The data was analyzed using the data analysis tools of the Webropol survey program. Open-ended responses were used as direct quotes to illustrate the results. The concept of cybersecurity was familiar to 80% of respondents. The majority of respondents (74%) believe that they have sufficient information and cybersecurity skills to perform their duties. Most inadequate skills were reported from respondents belonging to the age group of 50-64 years (p<0.01). According to their own estimates, 83% of respondents know how to act in the event of an information system failure. Respondents in the youngest age group (under 30 years old) reported the most uncertainty regarding how to act in a disruption (p<0.01).
Nine per cent of the respondents would give their passwords by phone to the information administration and 14 per cent would hand it over by phone to the authority.

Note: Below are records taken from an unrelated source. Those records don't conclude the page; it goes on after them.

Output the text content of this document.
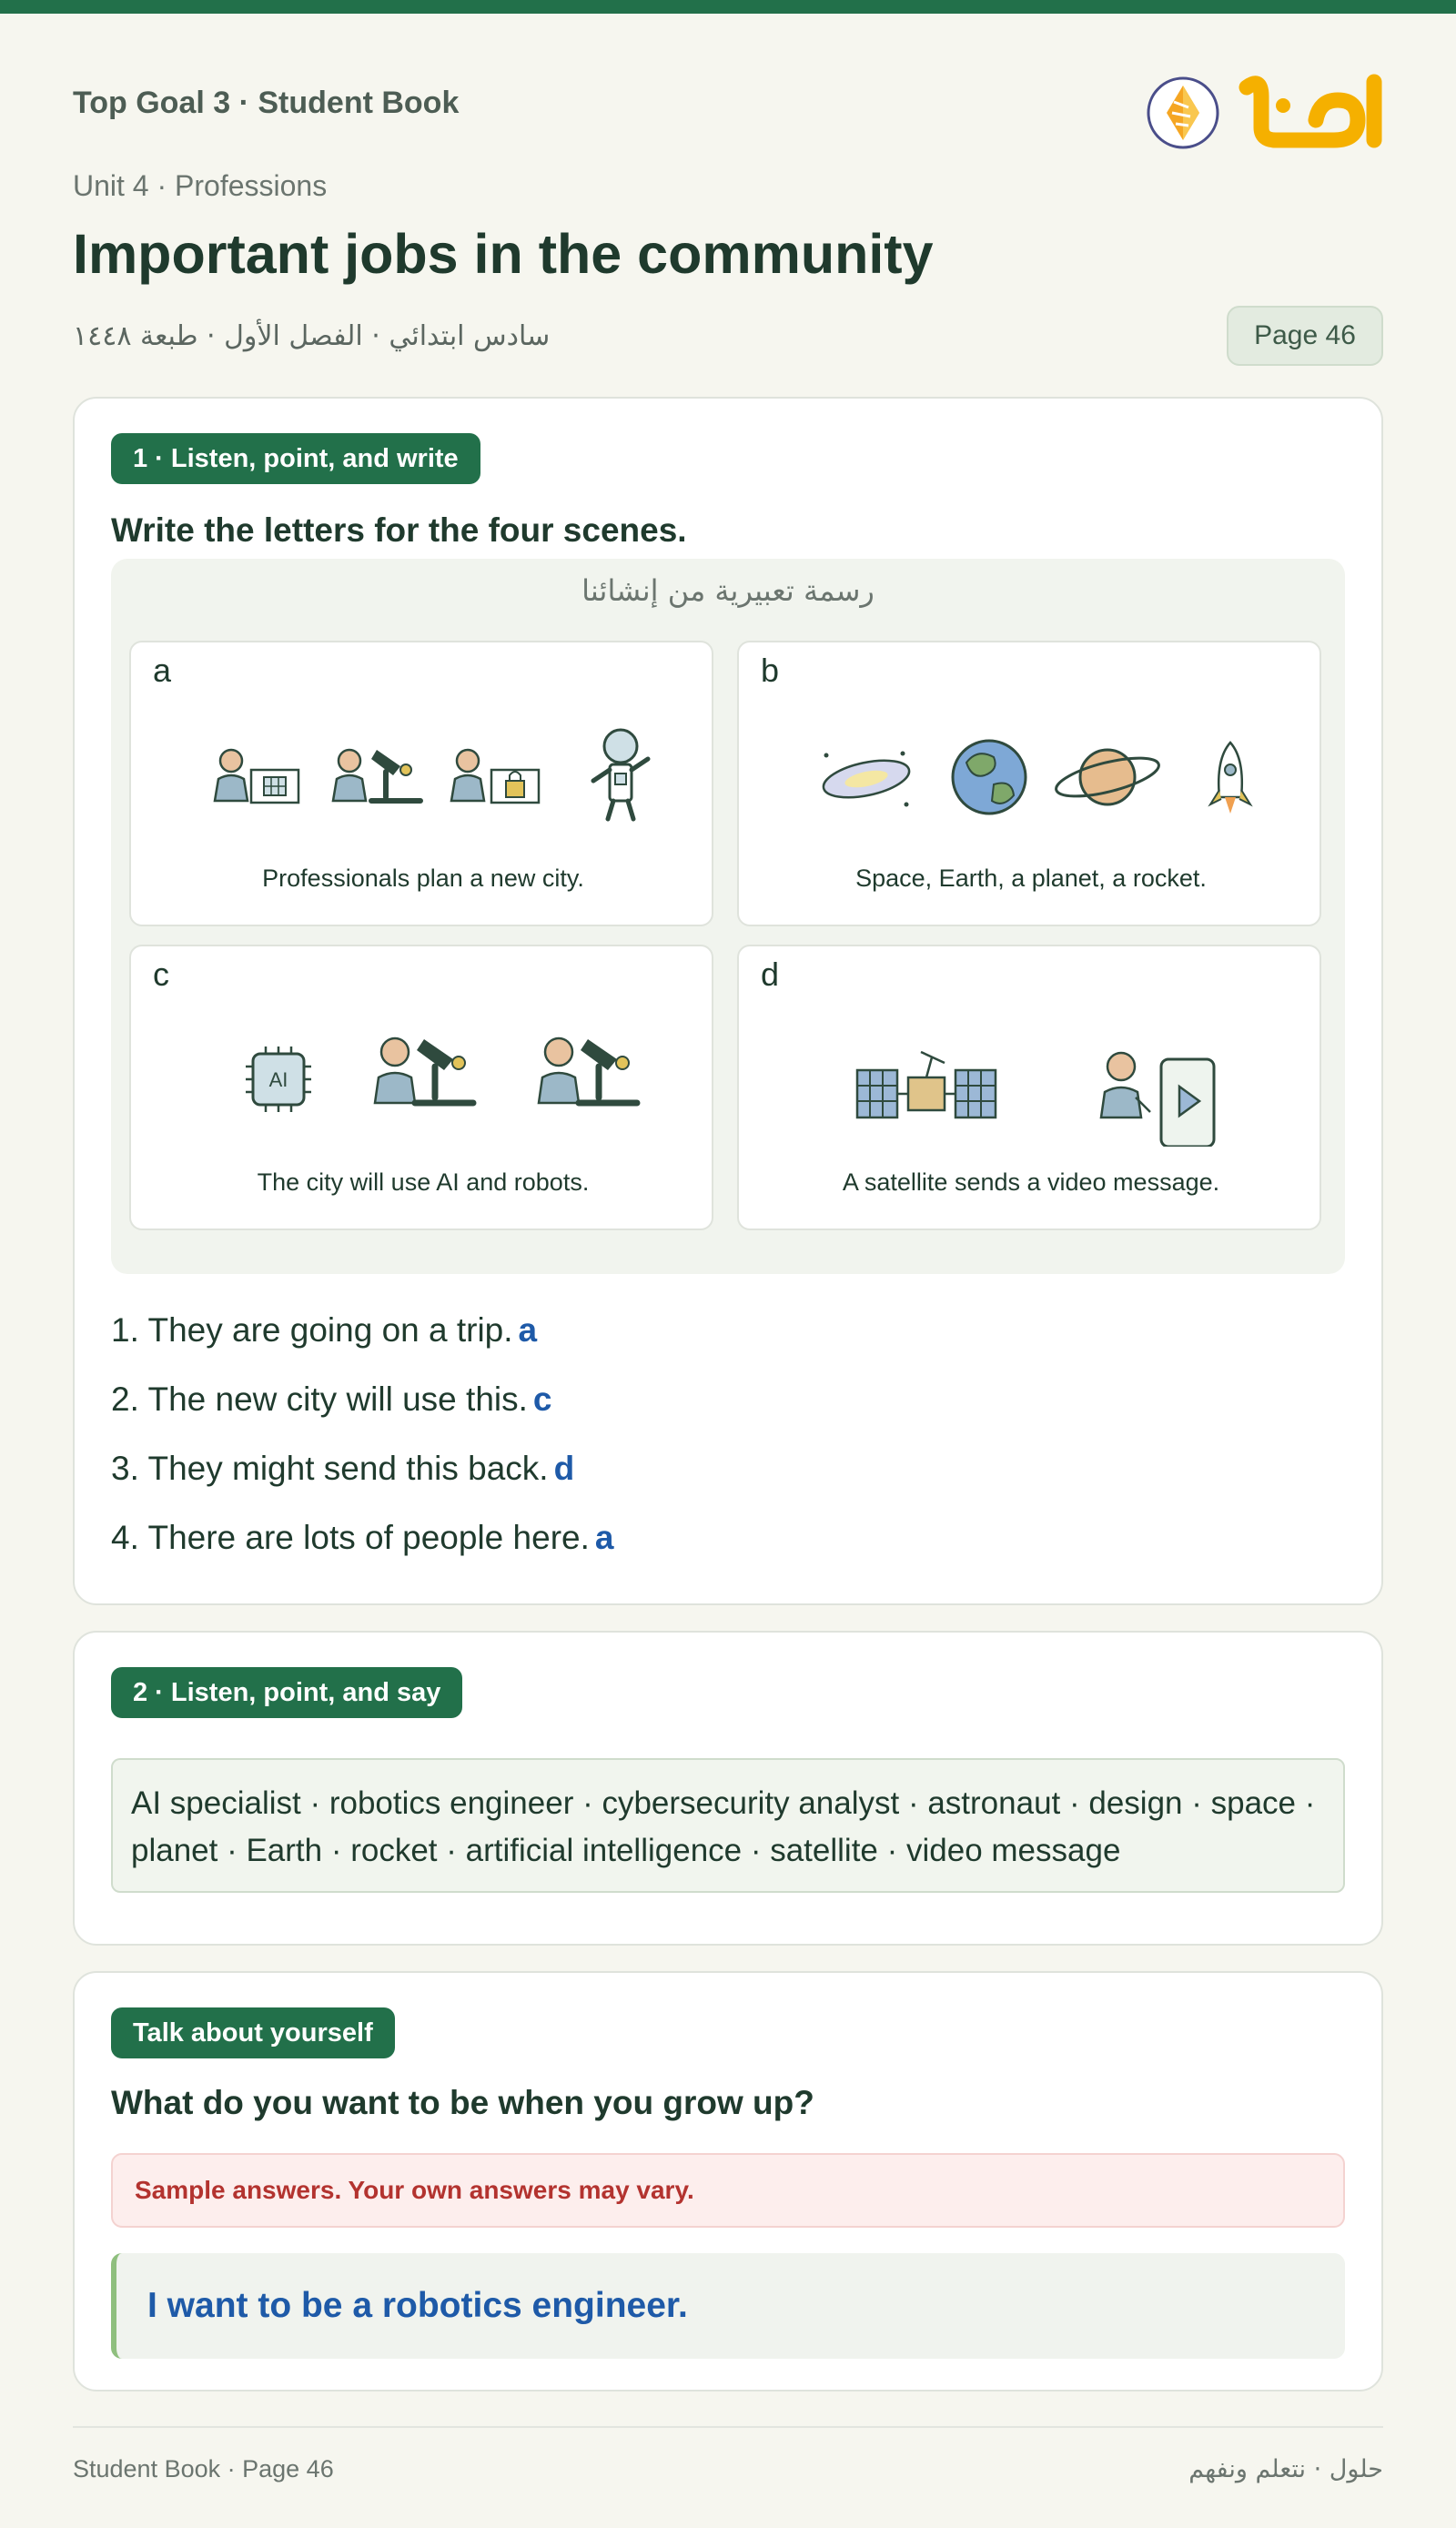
Top Goal 3 · Student Book
Unit 4 · Professions
Important jobs in the community
سادس ابتدائي · الفصل الأول · طبعة ١٤٤٨	Page 46
1 · Listen, point, and write
Write the letters for the four scenes.
رسمة تعبيرية من إنشائنا
a
Professionals plan a new city.
b
Space, Earth, a planet, a rocket.
c
AI
The city will use AI and robots.
d
A satellite sends a video message.
1. They are going on a trip. a
2. The new city will use this. c
3. They might send this back. d
4. There are lots of people here. a
2 · Listen, point, and say
AI specialist · robotics engineer · cybersecurity analyst · astronaut · design · space · planet · Earth · rocket · artificial intelligence · satellite · video message
Talk about yourself
What do you want to be when you grow up?
Sample answers. Your own answers may vary.
I want to be a robotics engineer.
Student Book · Page 46	حلول · نتعلم ونفهم
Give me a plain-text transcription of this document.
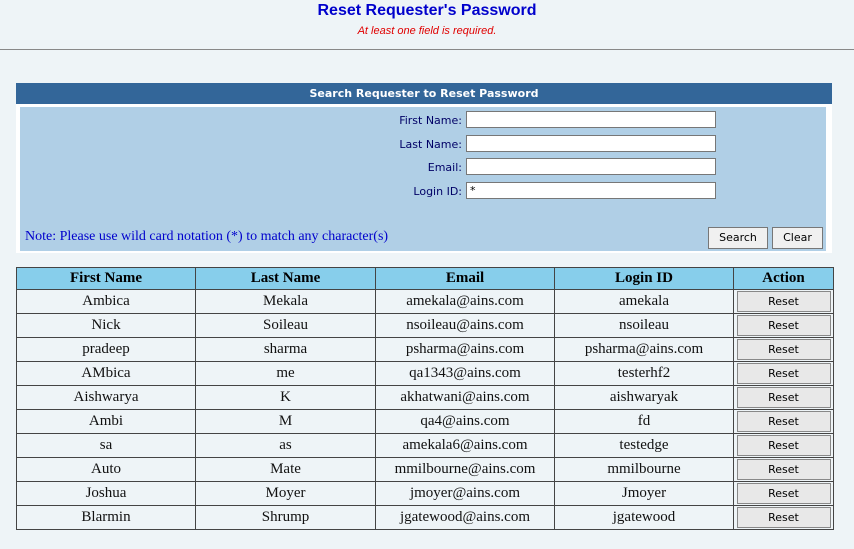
Reset Requester's Password
At least one field is required.
Search Requester to Reset Password
First Name:
Last Name:
Email:
Login ID:
*
Note: Please use wild card notation (*) to match any character(s)	Search	Clear
First Name	Last Name	Email	Login ID	Action
Ambica	Mekala	amekala@ains.com	amekala	Reset
Nick	Soileau	nsoileau@ains.com	nsoileau	Reset
pradeep	sharma	psharma@ains.com	psharma@ains.com	Reset
AMbica	me	qa1343@ains.com	testerhf2	Reset
Aishwarya	K	akhatwani@ains.com	aishwaryak	Reset
Ambi	M	qa4@ains.com	fd	Reset
sa	as	amekala6@ains.com	testedge	Reset
Auto	Mate	mmilbourne@ains.com	mmilbourne	Reset
Joshua	Moyer	jmoyer@ains.com	Jmoyer	Reset
Blarmin	Shrump	jgatewood@ains.com	jgatewood	Reset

Sixteen per cent of the respondents considered it possible to transfer the patient's data by e-mail to a place of further treatment, and eight per cent thought that the student could use their supervisor's usernames. Nine per cent of the respondents said that they had used a co-worker's username.
Awareness of the possibility of a cyberattack and its impact on patient information systems, medical and remote monitoring devices should be part of the basic competence of everyone in the field. More contents related to information and cyber security are needed for the nursing education curriculum and continuing education of nursing. The current competence is deficient, and the subject area is not sufficiently considered in nursing education.